Innerhalb des Partizipativen Journalismus gibt es eine Vielzahl an Begrifflichkeiten. Diese lassen sich am besten mittels folgender Tabelle mit den jeweiligen Leitkonzepten erläutern [Q5]:
Leitkonzept |
Prozessrichtung |
Begriffe |
Professionalität der Akteure |
Bottom-Up |
Amateur-Journalismus, Laienjournalismus, Parajournalismus |
Prozess der Aussagenentstehung |
Bottom-Up |
Kollaborativer Journalismus, Netzwerk-Journalismus, Open-Source-Journalismus, Peer-to-Peer-Journalismus, User-Generated-Content |
Gesellschaftliche Aufgabe |
Bottom-Up |
Bürger-Journalismus, Graswurzel-Journalismus, Partizipativer Journalismus |
Gesellschaftliche Aufgabe |
Top-Down |
Civic Journalism, Community Journalism, Public Journalism |
Aufgrund der Begriffsvielfalt konnte hier nur eine kleine Einführung und ein kurzer Überblick zum Partizipativen Journalismus geboten werden.

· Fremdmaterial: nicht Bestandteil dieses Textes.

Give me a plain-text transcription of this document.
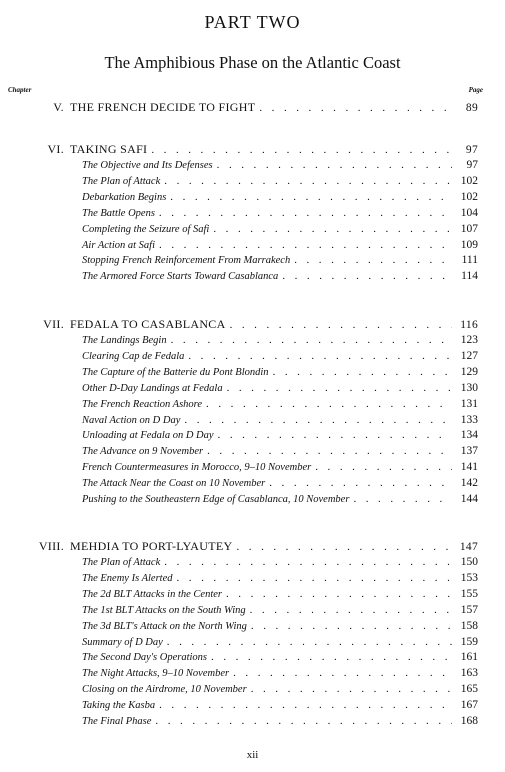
PART TWO
The Amphibious Phase on the Atlantic Coast
Chapter	Page
V. THE FRENCH DECIDE TO FIGHT . . .	89
VI. TAKING SAFI . . .	97
The Objective and Its Defenses . . .	97
The Plan of Attack . . .	102
Debarkation Begins . . .	102
The Battle Opens . . .	104
Completing the Seizure of Safi . . .	107
Air Action at Safi . . .	109
Stopping French Reinforcement From Marrakech . . .	111
The Armored Force Starts Toward Casablanca . . .	114
VII. FEDALA TO CASABLANCA . . .	116
The Landings Begin . . .	123
Clearing Cap de Fedala . . .	127
The Capture of the Batterie du Pont Blondin . . .	129
Other D-Day Landings at Fedala . . .	130
The French Reaction Ashore . . .	131
Naval Action on D Day . . .	133
Unloading at Fedala on D Day . . .	134
The Advance on 9 November . . .	137
French Countermeasures in Morocco, 9–10 November . . .	141
The Attack Near the Coast on 10 November . . .	142
Pushing to the Southeastern Edge of Casablanca, 10 November . . .	144
VIII. MEHDIA TO PORT-LYAUTEY . . .	147
The Plan of Attack . . .	150
The Enemy Is Alerted . . .	153
The 2d BLT Attacks in the Center . . .	155
The 1st BLT Attacks on the South Wing . . .	157
The 3d BLT's Attack on the North Wing . . .	158
Summary of D Day . . .	159
The Second Day's Operations . . .	161
The Night Attacks, 9–10 November . . .	163
Closing on the Airdrome, 10 November . . .	165
Taking the Kasba . . .	167
The Final Phase . . .	168
xii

Wie jedoch erkenntlich wurde, ist Partizipativer Journalismus an sich nichts Neues. Erst mit dem Web 2.0 entstand eine noch nie dagewesene Bandbreite an Medien. Ebenso verschwanden mittlerweile beinahe alle Barrieren, die eine Teilhabe erschweren könnten – in technischer wie auch in soziokultureller (u.a. Bildung) Sichtweise.
Quellen:
[Q1] Engesser, Sven (2013): Die Qualität des Partizipativen Journalismus im Web. Zürich. Seite17.
[Q2] Graswurzel-Journalismus: Wikipedia, url: http://de.wikipedia.org/wiki/Graswurzel-Journalismus
[Q3] Neuberger, Christoph/Nuernbergk, Christian/Rischke, Melanie (2009): Journalismus im Internet: Profession – Partizipation – Technisierung. S. 135
[Q4] Engesser, Sven (2013): Die Qualität des Partizipativen Journalismus im Web. Zürich. Seite54-124.
[Q5] Engesser, Sven (2013): Die Qualität des Partizipativen Journalismus im Web. Zürich. Seite 36.